Inside the room, the conversation shifted to poker.
She pushed off the wall and walked silently toward the stairs. Her heart wasn't racing anymore. It was beating with a slow, heavy rhythm. Thud. Thud. Thud.
She went into the guest room and locked the door-using a chair wedged under the handle since the lock was broken.
She looked at herself in the mirror.
"Damaged goods," she whispered to her reflection.
She bared her teeth.
She opened the closet. There were no ballgowns, just the few old dresses Martha had managed to save from the purge.
She pulled out a black dress. It was simple, severe. Long sleeves, high neck, floor-length. It looked like mourning attire.
Perfect.
She stripped off the sweater and pulled the dress on. It hung a little loose on her emaciated frame, but it made her look like a shadow. A wraith.
She wasn't going to the Gala to celebrate. She was going to haunt them.
She didn't knock. She pushed open the double doors to Estelle's suite-her old suite.
The room was a flurry of activity. Bright lights, hairspray, the chatter of a styling team. Estelle sat in the center of it all on a velvet chair, looking like a porcelain doll.
Her mother, Eleanor, stood nearby, barking orders at a maid. "The diamond choker! The Vinson family sent it. Get it!"
Eleanor turned and saw Alice. Her face fell.
"What are you wearing?" Eleanor demanded, her nose wrinkling. "You look like a crow. It's a Gala, Alice, not a funeral."
"It's the only dress I have," Alice said calmly.
Estelle looked at Alice in the mirror. Her eyes widened in mock surprise. "Oh no! Alice! I completely forgot to order you a dress. I've just been so swamped with the charity planning."
Her voice was sweet, dripping with synthetic syrup.
"It's fine," Alice said. "I don't need your charity."
Eleanor stepped forward. "Well, since you're here, make yourself useful. Help your sister with her shoes. Her back is sore from all her cello practice."
The room went silent. The stylists paused, combs hovering in mid-air.
They wanted the former heiress to kneel at the feet of the new favorite. It was a power play. A public humiliation.
"She has hands," Alice said. "And a dozen maids."
"Do as you're told!" Eleanor snapped. "You learned how to take orders in prison, didn't you? Use those skills."

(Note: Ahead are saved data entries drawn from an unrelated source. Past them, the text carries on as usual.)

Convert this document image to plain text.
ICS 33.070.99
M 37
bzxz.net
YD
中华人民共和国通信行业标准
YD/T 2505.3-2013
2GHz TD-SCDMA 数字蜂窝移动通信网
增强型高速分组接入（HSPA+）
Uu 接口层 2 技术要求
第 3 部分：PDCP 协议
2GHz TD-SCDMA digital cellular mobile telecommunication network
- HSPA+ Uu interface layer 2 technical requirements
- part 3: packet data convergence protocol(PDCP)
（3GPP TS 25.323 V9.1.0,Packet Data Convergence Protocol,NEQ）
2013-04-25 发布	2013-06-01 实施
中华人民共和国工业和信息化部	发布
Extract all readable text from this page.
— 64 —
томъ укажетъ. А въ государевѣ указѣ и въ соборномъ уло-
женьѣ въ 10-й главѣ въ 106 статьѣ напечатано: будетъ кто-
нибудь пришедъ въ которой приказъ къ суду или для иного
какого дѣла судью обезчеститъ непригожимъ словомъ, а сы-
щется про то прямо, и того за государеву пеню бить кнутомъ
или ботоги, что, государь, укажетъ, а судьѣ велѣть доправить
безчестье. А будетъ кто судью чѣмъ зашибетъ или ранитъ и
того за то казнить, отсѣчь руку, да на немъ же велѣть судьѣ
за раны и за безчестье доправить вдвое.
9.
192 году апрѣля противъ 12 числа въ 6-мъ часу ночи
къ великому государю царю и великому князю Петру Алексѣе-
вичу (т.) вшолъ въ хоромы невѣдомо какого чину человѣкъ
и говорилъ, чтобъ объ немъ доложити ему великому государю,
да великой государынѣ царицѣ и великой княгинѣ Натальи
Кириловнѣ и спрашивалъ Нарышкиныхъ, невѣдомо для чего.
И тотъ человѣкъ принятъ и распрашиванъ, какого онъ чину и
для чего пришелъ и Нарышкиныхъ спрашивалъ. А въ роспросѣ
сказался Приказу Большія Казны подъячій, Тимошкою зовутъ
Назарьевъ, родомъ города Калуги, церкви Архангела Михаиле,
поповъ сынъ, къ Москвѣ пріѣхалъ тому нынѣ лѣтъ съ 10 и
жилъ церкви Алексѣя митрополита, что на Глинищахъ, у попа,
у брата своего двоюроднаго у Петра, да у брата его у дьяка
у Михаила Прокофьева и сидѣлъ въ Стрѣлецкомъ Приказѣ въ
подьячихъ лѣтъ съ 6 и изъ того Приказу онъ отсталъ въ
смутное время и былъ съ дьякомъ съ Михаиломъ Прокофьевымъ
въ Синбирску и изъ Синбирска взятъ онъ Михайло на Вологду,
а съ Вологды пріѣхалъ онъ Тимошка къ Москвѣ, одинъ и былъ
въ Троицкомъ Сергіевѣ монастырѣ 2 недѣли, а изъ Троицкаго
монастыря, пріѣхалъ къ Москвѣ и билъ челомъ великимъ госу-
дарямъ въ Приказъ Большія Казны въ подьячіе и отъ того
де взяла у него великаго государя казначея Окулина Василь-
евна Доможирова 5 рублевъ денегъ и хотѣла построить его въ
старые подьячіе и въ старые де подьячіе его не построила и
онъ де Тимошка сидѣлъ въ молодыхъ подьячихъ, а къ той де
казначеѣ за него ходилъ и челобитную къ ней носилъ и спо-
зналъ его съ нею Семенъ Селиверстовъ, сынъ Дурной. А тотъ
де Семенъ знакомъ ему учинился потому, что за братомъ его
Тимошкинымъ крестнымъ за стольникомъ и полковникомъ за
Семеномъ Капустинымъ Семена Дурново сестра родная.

Estelle pouted, extending a foot. "Please, Alice? My back really does hurt."
Alice looked at the shoe. A Jimmy Choo stiletto, encrusted with crystals.
She looked at Estelle's smug face.
Alice walked over. She knelt.
Eleanor and Estelle exchanged a triumphant glance. They thought they had broken her.
Alice picked up the shoe. She held it in her hands. It was delicate.
"This heel looks loose," she said loudly. "It might be dangerous."
She gripped the heel and the sole. Her hands were strong. Three years of scrubbing floors and lifting crates in the commissary had given her grip strength they couldn't imagine.
She twisted.
Snap.
The sound was loud in the quiet room. The heel broke off cleanly in her hand.
"Oops," Alice said, standing up and dropping the broken pieces on the floor. "It broke. Guess it wasn't made very well. Just like your story."
Estelle shrieked. "My custom shoes! You did that on purpose!"
Eleanor lunged at Alice, her hand raised to strike. "You spiteful little wretch! You're just jealous!"
Alice didn't flinch. She stared straight into her mother's eyes.
"Go ahead," she said, her voice low and dangerous. "Hit me. Do it. I'll walk downstairs with a handprint on my face. And when the reporters ask, I'll tell them exactly who did it. 'Stafford Matriarch Abuses Freshly Released Daughter.' That's a headline, isn't it?"
Eleanor's hand froze in the air. Her chest heaved. She looked at the stylists, who were watching with wide eyes. She knew she couldn't do it. Not with witnesses.
She lowered her hand slowly. "Get out. Get out of my sight."
Alice turned her back on them. As she walked to the door, she heard Estelle sobbing about her ruined outfit.
Alice smiled. It was the first time she had smiled all day.